Harry E. Routledge, Stuart Graham, Rocco Di Michele, Darren Burgess, Robert M. Erskine, Graeme L. Close and James P. Morton
The authors aimed to quantify (a) the periodization of physical loading and daily carbohydrate (CHO) intake across an in-season weekly microcycle of Australian Football and (b) the quantity and source of CHO consumed during game play and training. Physical loading (via global positioning system technology) and daily CHO intake (via a combination of 24-hr recall, food diaries, and remote food photographic method) were assessed in 42 professional male players during two weekly microcycles comprising a home and away fixture. The players also reported the source and quantity of CHO consumed during all games (n = 22 games) and on the training session completed 4 days before each game (n = 22 sessions).
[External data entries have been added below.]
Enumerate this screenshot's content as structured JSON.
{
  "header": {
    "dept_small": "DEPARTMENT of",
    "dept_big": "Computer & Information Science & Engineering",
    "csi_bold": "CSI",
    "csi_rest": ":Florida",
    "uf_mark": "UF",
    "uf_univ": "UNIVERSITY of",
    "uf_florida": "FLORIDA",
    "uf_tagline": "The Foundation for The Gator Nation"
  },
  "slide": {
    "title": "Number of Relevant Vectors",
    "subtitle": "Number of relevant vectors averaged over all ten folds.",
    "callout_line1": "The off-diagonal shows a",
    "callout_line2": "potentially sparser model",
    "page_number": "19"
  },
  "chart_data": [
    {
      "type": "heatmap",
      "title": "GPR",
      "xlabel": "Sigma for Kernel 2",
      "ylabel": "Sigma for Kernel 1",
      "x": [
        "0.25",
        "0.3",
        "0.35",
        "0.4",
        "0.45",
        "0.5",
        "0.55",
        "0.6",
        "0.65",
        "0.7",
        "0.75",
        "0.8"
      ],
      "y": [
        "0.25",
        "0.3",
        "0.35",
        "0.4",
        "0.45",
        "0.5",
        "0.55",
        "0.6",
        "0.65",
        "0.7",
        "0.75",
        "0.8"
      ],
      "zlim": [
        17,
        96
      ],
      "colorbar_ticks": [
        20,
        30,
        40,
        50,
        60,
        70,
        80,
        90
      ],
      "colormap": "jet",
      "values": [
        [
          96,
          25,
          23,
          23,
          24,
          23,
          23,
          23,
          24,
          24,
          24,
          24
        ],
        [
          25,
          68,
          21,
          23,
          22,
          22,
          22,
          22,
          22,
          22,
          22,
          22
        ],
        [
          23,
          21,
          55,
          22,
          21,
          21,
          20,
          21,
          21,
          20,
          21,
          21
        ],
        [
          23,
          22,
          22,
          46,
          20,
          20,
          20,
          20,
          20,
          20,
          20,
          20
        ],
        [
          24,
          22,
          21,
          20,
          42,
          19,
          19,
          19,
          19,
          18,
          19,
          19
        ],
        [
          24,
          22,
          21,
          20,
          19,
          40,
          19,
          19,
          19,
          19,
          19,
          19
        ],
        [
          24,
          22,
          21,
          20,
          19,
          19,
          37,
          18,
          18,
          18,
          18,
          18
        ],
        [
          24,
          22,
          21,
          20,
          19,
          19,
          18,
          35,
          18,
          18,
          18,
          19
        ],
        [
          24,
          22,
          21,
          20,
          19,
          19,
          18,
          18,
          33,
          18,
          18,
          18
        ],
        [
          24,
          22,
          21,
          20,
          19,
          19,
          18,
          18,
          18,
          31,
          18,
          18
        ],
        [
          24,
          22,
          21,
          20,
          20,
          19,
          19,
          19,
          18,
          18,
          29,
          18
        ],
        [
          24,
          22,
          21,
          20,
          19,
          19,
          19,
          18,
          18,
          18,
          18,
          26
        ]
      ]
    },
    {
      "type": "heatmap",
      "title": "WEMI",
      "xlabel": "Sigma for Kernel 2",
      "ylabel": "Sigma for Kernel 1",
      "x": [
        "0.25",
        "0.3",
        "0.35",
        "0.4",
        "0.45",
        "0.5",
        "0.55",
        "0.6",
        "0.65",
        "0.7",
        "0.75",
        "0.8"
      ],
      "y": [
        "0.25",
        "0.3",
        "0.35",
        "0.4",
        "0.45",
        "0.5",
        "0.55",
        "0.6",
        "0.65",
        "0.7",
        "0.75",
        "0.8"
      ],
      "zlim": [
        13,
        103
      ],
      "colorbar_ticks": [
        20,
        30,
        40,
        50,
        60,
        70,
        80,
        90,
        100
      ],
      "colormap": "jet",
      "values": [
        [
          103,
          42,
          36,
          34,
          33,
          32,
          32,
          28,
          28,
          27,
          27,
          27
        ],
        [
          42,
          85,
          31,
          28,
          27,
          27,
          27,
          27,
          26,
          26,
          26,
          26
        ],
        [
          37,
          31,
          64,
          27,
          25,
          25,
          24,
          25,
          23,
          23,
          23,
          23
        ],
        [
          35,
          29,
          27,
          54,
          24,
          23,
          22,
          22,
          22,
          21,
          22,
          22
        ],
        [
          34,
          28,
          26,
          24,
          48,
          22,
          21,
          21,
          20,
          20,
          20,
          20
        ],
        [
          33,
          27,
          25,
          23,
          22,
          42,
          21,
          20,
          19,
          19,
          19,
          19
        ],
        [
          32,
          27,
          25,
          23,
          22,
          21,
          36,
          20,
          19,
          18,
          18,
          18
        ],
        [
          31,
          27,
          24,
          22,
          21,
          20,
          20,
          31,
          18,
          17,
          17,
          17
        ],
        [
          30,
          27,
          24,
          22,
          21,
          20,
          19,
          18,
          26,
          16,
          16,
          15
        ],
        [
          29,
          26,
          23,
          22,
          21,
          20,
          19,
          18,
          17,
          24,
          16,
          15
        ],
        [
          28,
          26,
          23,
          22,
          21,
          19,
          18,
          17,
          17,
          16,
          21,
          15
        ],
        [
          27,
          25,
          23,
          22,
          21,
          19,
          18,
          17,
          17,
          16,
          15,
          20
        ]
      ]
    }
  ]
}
The total distance was greater (p < .05) on game day (GD; 13 km) versus all training days. The total distance differed between training days, where GD-2 (8 km) was higher than GD-1, GD-3, and GD-4 (3.5, 0, and 7 km, respectively). The daily CHO intake was also different between training days, with reported intakes of 1.8, 1.4, 2.5, and 4.5 g/kg body mass on GD-4, GD-3, GD-2, and GD-1, respectively. The CHO intake was greater (p < .05) during games (59 ± 19 g) compared with training (1 ± 1 g), where in the former, 75% of the CHO consumed was from fluids as opposed to gels. Although the data suggest that Australian Football players practice elements of CHO periodization, the low absolute CHO intakes likely represent considerable underreporting in this population. Even when accounting for potential underreporting, the data also suggest Australian Football players underconsume CHO in relation to the physical demands of training and competition.